Bitter accusation: they do not love the poor. They love themselves loving the poor.
Agree. Sorry to rant at such length, but it is still a pet peeve of mine. Only now I live around the limousine liberals. I always ask myself: who are they friends with, who do they have cookouts with, go to church with, visit, joke with. If they aren't friends (real friends) with any poor people, I don't listen to what they say about the poor.
It's really just the Emperor Has No Clothes. Life is very hard for all of us, but it's worse for people with chaotic family systems, who don't finish school, etc. We do people no kindness by flattering them.
Imagine if, in Basic Training, the drill sergeant told them: Man, you are the best soldiers I have ever seen, and you each have such interesting and different ways of approaching the enemy, I wouldn't presume to change your customs, don't want to restrict your diversity by bossing you or training you or pushing you until you can do as you're told. No, that would be cruel.
We all know what would happen to the soldiers with such a celebration of differences. They would be cruelly killed by the enemy in short order because they were not prepared for the struggle.
I always forget people like this exist. Flip to cancer research, they're much more rational. My current workplace is a pretty nice blend of "I don't care what party comes up with the idea I'd just like our economy not to crash please" mixed in with "If I'm doing better, the poor will probably be doing better too."

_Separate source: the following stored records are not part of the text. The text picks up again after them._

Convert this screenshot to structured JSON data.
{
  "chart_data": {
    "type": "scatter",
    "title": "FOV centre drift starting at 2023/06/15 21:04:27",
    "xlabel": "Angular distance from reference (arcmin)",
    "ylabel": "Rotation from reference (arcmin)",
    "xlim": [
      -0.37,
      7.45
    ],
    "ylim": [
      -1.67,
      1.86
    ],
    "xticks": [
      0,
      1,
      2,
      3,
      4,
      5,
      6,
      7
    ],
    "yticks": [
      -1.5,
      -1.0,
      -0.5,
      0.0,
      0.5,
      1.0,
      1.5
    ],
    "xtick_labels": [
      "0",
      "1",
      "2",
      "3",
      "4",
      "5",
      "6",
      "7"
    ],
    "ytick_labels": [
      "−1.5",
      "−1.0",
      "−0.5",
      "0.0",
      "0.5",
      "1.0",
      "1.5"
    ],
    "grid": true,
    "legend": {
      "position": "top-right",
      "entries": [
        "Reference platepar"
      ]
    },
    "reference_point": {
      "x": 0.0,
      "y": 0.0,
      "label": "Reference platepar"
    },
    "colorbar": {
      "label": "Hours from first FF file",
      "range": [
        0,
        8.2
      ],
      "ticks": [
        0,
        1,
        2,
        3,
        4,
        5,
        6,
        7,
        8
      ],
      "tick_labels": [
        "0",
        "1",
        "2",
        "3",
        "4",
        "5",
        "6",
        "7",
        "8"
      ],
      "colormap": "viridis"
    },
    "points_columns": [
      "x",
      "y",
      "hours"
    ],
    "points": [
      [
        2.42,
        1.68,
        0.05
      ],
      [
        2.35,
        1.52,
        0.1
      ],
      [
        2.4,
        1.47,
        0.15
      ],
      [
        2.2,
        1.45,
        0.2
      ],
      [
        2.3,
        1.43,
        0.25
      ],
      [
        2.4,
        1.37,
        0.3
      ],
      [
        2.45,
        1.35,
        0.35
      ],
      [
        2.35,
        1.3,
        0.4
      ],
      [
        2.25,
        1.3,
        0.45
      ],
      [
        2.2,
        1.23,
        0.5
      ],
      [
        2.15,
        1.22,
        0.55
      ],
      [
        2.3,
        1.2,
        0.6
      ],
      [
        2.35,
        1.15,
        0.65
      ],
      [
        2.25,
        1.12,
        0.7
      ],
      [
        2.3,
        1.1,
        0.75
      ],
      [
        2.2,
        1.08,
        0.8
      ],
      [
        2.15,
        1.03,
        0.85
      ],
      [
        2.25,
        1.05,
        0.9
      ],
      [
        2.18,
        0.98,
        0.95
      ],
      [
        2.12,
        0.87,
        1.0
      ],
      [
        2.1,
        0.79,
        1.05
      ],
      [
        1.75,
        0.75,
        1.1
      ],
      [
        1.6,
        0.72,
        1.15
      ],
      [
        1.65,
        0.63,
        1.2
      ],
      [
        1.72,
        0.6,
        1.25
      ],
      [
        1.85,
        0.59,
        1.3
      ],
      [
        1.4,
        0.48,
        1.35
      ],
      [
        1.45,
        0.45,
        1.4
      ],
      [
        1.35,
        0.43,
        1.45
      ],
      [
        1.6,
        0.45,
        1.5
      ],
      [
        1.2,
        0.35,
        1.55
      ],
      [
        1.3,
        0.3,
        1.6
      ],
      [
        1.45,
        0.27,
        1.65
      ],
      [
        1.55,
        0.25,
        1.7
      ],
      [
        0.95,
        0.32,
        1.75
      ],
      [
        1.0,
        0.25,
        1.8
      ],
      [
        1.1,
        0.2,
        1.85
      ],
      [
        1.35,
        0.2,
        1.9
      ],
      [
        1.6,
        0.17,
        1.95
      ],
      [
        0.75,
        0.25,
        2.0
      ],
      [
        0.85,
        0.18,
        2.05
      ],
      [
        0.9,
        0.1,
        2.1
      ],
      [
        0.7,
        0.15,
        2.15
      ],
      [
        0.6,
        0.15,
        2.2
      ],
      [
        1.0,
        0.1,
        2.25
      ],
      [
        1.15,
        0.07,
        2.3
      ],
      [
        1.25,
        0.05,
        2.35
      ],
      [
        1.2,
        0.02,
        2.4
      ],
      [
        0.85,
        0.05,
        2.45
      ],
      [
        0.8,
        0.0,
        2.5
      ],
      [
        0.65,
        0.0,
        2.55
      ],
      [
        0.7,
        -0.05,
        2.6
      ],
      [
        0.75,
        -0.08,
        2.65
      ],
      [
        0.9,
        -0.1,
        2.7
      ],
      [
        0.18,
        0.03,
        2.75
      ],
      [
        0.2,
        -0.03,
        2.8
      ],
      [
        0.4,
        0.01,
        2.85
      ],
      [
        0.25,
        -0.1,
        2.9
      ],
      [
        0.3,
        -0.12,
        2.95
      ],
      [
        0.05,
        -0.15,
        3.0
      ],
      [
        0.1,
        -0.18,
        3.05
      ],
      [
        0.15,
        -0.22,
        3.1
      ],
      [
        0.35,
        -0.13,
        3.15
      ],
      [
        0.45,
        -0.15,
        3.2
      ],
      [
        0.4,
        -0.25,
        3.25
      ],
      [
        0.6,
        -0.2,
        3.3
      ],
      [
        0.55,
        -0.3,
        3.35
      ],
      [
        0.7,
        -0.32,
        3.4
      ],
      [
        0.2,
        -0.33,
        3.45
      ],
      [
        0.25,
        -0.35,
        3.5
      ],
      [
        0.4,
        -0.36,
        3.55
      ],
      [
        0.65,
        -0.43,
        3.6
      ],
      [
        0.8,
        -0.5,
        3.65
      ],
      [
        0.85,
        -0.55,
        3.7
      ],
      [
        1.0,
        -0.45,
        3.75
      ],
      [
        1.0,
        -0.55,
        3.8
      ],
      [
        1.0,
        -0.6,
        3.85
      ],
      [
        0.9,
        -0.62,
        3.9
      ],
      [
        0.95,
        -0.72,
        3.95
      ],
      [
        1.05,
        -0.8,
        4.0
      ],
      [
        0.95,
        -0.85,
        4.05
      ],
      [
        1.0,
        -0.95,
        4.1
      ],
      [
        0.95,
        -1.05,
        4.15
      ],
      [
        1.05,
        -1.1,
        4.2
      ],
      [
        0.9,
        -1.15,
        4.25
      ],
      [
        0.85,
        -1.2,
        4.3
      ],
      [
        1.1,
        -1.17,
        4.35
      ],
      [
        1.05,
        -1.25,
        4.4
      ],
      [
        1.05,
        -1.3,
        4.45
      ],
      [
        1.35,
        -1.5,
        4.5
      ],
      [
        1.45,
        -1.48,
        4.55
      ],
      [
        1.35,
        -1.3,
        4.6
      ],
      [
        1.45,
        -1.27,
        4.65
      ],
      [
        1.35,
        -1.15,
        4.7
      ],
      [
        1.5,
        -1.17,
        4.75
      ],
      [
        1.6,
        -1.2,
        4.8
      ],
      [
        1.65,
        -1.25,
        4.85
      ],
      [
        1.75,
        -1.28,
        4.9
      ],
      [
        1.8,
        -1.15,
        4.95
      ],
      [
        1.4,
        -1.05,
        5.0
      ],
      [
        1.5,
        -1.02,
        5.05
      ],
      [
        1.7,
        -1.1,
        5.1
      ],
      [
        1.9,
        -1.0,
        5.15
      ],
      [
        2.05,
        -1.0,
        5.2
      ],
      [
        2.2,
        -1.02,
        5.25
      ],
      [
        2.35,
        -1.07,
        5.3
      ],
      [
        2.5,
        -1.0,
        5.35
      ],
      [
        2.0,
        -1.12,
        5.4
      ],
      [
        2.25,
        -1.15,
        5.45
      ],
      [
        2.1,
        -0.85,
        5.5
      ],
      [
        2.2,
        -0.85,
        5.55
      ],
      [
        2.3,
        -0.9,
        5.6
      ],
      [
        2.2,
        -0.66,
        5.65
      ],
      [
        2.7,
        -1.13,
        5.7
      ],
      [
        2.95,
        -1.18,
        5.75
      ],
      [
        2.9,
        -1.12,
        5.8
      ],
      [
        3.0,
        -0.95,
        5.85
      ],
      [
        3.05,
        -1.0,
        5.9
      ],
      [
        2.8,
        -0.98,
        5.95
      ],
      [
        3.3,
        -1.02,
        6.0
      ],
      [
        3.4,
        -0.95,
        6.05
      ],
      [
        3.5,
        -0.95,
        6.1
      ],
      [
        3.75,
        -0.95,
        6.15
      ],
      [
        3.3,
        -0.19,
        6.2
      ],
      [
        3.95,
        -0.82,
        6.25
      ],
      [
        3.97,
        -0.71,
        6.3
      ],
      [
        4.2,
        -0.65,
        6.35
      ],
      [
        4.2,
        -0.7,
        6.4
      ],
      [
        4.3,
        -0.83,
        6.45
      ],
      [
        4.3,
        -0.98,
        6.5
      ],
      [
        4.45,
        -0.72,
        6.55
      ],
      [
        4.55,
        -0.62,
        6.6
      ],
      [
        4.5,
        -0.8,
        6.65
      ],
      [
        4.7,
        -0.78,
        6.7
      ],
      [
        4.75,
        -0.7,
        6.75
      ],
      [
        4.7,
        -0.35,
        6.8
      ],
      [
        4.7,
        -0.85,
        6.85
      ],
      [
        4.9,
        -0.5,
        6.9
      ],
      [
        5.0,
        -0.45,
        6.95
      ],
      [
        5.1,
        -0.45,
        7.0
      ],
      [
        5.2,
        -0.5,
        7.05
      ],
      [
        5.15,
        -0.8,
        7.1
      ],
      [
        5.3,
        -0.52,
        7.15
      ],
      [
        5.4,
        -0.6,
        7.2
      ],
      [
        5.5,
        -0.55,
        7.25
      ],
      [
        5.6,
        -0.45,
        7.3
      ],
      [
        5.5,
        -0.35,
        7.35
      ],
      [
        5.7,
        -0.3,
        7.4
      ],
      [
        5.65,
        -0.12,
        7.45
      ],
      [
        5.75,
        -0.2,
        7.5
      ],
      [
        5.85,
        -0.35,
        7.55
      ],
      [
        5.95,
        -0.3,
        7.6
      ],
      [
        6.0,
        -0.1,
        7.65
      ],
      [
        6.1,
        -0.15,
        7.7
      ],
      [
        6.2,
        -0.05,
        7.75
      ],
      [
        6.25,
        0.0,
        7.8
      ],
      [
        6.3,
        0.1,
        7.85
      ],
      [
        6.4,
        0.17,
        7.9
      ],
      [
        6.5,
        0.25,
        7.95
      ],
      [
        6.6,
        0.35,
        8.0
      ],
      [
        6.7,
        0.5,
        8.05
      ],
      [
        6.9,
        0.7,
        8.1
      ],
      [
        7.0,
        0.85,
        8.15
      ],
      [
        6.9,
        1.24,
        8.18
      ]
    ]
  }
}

Every time I get too liberal, I'm going to read this and remind myself of why the Democrats can be so damn annoying.
Bethany, that's a great idea.
This story reminded me of the woman who watched "An Inconvenient Truth" and then was trying to convince me that sea levels would rise 100 feet in 10 years.
bs king - remember my situation is extreme. Use only in the emergency of actually becoming a progressive. This medicine is too strong for something sensible like remaining a centrist or trying to find a common ground.
Retriever -your analogy is particularly apropos with my fourth son in boot camp at present.